L'éducateur a ensuite laissé l'enfant seul dans un coin caché de la classe avec une minuterie de 20 minutes. Au bout de ce délai, il a retrouvé l'enfant inerte, le visage bleu, dans un coma profond dont il ne s'est jamais réveillé.
Les parents de Gabriel, Gilles Poirier et Isabelle Lépine, savaient que cette couverture avait été utilisée pour leur enfant mais avaient toujours cru qu'on s'en servait comme d'une douillette, soit étendue sur l'enfant couché, tête découverte. C'est en lisant le rapport de Me Rudel-Tessier qu'ils ont appris la triste vérité.
Ils demandent maintenant à la ministre de l'Education, Michelle Courchesne, d'encadrer sévèrement la contention en milieu scolaire, de la même manière qu'on le fait dans le milieu de la santé.
"Je ne veux pas que son départ, au bout de six, sept mois, ne serve plus à rien, a dit le père, Gilles Poirier, en conférence de presse, jeudi. Je veux vraiment que les gens s'en souviennent pour ne plus jamais que ça arrive."
L'avocat des parents, Jean-Pierre Ménard, a pour sa part noté que le genre de contention dont a fait l'objet Gabriel Poirier aurait probablement été illégal en milieu hospitalier.
"Ca ne peut pas être n'importe qui qui peut faire ça n'importe quand, a dit Me Ménard. C'est réservé à des professionnels précis l'usage de ces choses-là, dans des conditions particulières, avec des protocoles, de la formation, de l'encadrement, de la documentation. Et dans le milieu scolaire, c'est le "free for all". Il n'y a rien. Il n'y a aucune forme de réglementation."
Les parents entendent maintenant poursuivre la Commission scolaire des Hautes-Rivières. Après le décès de leur enfant, les autorités scolaires leur avaient simplement dit que l'enfant avait été trouvé dans le coma après avoir été "sous la couverture".
Se fiant à la version de la commission scolaire, un journal local avait écrit que l'enfant "s'était réfugié sous la couverture".
Pour sa part, la coroner Rudel-Tessier recommande entre autres de ne jamais enrouler un enfant dans ce genre de couverture, lui recouvrir la tête, le placer dans une position d'où il ne peut se sortir facilement ou le laisser sans surveillance.

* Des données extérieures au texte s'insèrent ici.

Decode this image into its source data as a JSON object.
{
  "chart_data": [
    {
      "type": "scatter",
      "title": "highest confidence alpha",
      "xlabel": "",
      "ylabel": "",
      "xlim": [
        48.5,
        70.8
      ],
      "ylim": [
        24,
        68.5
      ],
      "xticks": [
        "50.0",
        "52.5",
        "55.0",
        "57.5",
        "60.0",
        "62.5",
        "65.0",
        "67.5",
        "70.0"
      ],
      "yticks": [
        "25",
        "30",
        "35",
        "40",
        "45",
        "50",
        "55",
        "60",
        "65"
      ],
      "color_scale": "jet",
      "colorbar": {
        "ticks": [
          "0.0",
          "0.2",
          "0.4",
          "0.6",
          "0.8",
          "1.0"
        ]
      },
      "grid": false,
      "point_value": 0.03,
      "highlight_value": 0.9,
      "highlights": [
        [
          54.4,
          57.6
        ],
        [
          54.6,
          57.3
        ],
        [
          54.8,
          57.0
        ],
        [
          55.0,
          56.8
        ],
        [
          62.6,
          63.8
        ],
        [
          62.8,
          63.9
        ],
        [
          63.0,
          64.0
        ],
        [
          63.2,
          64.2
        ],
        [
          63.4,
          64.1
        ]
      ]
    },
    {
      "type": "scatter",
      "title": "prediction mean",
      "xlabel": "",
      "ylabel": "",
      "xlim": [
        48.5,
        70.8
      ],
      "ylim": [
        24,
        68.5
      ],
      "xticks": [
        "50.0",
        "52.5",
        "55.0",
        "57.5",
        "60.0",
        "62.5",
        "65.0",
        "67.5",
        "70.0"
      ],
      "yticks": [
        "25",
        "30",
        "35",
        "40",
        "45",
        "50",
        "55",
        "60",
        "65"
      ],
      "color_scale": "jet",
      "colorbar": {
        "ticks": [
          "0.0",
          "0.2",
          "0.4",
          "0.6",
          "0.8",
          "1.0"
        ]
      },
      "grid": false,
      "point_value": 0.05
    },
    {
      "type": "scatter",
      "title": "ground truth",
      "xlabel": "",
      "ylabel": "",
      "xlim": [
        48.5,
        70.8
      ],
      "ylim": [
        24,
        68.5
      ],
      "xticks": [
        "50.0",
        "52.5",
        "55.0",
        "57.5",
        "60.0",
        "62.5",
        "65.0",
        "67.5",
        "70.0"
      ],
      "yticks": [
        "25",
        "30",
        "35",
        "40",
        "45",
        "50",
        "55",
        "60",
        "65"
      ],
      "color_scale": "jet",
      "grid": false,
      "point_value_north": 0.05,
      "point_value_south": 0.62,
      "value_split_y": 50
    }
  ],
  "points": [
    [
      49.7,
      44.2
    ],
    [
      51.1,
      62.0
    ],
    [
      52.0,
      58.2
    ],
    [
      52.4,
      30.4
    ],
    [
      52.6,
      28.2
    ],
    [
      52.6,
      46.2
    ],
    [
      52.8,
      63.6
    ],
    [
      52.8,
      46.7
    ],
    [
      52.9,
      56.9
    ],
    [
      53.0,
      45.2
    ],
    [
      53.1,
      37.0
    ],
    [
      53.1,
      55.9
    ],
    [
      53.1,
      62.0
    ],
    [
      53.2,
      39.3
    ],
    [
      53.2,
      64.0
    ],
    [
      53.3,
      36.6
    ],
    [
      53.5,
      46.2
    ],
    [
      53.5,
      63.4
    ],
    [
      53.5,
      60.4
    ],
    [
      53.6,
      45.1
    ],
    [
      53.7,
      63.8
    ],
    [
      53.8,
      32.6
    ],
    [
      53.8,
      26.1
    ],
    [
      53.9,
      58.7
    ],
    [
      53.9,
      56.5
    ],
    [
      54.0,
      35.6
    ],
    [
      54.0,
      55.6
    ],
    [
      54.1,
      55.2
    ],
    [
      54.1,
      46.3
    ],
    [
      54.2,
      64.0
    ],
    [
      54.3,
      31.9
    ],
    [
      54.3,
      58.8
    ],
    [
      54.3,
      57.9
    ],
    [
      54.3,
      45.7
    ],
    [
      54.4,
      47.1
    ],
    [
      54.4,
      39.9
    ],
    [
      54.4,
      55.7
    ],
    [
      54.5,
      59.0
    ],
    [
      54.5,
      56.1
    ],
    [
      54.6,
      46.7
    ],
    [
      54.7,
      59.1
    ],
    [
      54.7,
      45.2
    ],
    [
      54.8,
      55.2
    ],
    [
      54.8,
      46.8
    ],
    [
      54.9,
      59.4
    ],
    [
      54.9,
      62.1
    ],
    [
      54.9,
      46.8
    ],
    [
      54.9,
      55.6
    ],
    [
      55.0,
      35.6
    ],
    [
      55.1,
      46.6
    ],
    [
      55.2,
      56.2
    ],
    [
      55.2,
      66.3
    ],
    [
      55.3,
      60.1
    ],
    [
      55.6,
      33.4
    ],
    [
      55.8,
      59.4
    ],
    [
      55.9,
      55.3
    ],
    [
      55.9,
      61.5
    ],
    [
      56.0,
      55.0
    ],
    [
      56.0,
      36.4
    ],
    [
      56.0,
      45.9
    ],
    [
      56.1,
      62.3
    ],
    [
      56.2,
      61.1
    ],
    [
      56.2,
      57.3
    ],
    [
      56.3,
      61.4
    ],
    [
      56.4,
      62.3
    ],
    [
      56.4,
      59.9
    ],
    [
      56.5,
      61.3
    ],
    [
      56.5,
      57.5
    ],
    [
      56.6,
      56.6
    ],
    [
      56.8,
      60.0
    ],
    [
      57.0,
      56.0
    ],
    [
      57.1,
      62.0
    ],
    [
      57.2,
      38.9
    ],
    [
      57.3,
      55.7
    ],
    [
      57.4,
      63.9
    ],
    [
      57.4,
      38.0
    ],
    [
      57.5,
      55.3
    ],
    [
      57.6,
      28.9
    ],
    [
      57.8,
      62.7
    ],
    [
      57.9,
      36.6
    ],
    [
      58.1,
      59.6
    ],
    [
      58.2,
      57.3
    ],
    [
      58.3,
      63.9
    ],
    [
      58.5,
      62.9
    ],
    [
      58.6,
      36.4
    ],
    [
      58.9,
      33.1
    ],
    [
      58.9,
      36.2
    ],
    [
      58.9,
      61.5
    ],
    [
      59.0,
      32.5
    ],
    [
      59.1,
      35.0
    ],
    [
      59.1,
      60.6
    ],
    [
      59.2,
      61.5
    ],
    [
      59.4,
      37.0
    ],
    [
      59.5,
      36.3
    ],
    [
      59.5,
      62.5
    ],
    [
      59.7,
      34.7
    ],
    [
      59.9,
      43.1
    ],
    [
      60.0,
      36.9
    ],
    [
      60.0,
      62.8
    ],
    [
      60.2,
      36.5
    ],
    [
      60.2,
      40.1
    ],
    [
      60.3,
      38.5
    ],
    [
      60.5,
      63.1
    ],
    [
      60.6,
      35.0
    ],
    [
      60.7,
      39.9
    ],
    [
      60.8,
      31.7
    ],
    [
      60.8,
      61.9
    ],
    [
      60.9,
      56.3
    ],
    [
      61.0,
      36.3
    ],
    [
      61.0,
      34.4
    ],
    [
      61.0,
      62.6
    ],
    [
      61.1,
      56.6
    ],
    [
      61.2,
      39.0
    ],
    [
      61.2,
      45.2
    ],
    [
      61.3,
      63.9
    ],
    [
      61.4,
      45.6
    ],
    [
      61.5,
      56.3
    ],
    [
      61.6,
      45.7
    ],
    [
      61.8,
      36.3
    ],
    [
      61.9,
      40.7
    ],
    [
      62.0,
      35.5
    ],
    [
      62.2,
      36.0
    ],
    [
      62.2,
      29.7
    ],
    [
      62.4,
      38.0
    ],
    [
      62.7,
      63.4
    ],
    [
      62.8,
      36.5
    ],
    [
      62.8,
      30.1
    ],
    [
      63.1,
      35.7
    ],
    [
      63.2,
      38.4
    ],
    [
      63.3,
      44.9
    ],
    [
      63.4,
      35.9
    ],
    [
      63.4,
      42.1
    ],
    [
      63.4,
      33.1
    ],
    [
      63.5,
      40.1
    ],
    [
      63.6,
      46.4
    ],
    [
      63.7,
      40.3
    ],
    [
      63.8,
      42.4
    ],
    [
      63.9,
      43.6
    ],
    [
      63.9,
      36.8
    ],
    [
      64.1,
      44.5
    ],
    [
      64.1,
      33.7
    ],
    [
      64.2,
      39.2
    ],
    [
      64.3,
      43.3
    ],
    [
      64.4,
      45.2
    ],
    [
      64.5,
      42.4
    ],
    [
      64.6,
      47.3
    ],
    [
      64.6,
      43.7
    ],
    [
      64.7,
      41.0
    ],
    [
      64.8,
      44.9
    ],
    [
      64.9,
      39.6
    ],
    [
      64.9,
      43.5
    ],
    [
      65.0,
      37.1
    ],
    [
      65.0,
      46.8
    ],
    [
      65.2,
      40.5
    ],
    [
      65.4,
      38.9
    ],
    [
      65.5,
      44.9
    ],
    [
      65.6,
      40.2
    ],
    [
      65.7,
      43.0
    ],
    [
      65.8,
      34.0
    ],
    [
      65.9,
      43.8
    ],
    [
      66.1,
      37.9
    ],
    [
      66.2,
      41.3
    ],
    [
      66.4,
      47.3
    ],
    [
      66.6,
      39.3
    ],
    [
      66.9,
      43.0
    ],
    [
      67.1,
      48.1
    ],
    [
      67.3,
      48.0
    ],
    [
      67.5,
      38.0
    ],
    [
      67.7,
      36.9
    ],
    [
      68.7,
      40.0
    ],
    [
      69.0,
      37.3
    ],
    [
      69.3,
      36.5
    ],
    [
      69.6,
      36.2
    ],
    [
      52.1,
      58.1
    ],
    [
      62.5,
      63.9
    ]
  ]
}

Elle recommande par ailleurs aux fabricants et aux intervenants en autisme de mettre en garde les acheteurs et utilisateurs contre les dangers qui sont associés à ces couvertures.
Elle suggère aussi à l'école Marie-Rivier et à la Commission scolaire des Hautes-Rivières d'en cesser l'utilisation, et au milieu scolaire en général de s'assurer, là où ces couvertures sont présentes, que le personnel en connaisse les dangers et respecte un protocole sécuritaire.
Les couvertures thérapeutiques, habituellement fabriquées avec du sarrasin ou des billes d'acier, sont utilisées depuis plusieurs années pour détendre les autistes et prévenir les troubles de comportement. La coroner Rudel-Tessier note toutefois que leurs bienfaits thérapeutiques ne semblent pas être bien établis scientifiquement.